A report by Howard Campbell for South Florida Caribbean News.
The final chapter in the golden age of Jamaican theater closed on April 6 with the death of actress Lois Kelly Miller. She died at her home in St. Andrew parish at age 102.
A veteran of numerous pantomimes and plays, Kelly Miller was a contemporary of Louise “Miss Lou” Bennett-Coverley, the legendary actress/folklorist who died in 2006.
Pirate’s Princess and Queenie’s Daughter were two of the pantomimes in which they co-starred.
Actor/playwright David Heron cast Kelly Miller in Ecstasy, his first play, which debuted in 1997. She was the voice of Mrs. Foster, a disgruntled middle-class mother whose son is in a relationship with a girl from the ‘wrong side of the tracks’.
“I am familiar with Lois’ long history of wonderful work with the National Pantomime, but regrettably that familiarity was through anecdotes and memories of others who had worked with her. I didn’t attend many pantomimes as a child and by the time my own career began she had stepped back a bit. And I think it’s a crying shame that so little archival material of her work and the work of others in those wonderful shows is not accessible today,” said Heron.
He added that, “Those great pantomimes, Pirate Princess, Queenie’s Daughter, The Witch; all that incredible work that Lois and Miss Lou and Rannie Williams, Leonie Forbes and Charles Hyatt did onstage is nowhere, as far as I know. And so when the great ones leave us, as Lois has now, all we have are the stories.”

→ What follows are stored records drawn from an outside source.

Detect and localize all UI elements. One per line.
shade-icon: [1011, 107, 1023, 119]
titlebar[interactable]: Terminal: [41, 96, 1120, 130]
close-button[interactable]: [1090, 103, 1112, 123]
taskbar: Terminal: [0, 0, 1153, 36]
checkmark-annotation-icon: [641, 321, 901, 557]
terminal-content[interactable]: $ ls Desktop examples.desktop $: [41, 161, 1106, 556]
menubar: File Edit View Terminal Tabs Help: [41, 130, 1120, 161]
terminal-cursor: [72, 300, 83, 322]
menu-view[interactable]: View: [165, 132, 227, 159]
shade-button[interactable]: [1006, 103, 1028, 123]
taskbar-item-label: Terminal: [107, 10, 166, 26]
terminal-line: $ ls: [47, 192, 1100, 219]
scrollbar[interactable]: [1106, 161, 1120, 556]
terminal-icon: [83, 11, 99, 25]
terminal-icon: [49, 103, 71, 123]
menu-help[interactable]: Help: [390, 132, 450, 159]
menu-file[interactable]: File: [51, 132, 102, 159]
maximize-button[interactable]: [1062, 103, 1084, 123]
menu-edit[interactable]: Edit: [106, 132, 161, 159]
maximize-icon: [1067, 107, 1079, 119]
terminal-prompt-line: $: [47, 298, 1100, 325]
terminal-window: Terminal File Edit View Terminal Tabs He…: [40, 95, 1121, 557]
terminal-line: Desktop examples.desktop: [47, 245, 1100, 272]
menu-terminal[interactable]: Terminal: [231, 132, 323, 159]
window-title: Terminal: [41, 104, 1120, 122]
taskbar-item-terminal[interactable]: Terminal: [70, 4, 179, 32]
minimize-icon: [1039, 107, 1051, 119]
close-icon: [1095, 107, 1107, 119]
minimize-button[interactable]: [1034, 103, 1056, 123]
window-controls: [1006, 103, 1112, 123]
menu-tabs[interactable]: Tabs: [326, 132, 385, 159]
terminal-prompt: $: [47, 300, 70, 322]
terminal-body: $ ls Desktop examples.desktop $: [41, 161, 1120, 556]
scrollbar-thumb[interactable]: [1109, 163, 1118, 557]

Younger Jamaicans discovered Kelly Miller through her small role in Meet Joe Black, the 1998 movie that starred Brad Pitt and Anthony Hopkins.
Lennie Salmon, another well-known Jamaican theater personality, remembers Kelly Miller as someone who “was quick of wit and would always make you laugh and smile.”
According to Salmon, an assistant to Jamaica’s Entertainment and Culture minister, Olivia Grange, “Her generosity of spirit is what stands out to me the most. She always had time to share with the younger generation of theatre practitioners.”
Kelly Miller was part of a formidable cast of actors that appeared in theater productions in the 1950s and 1960s that are now considered classics.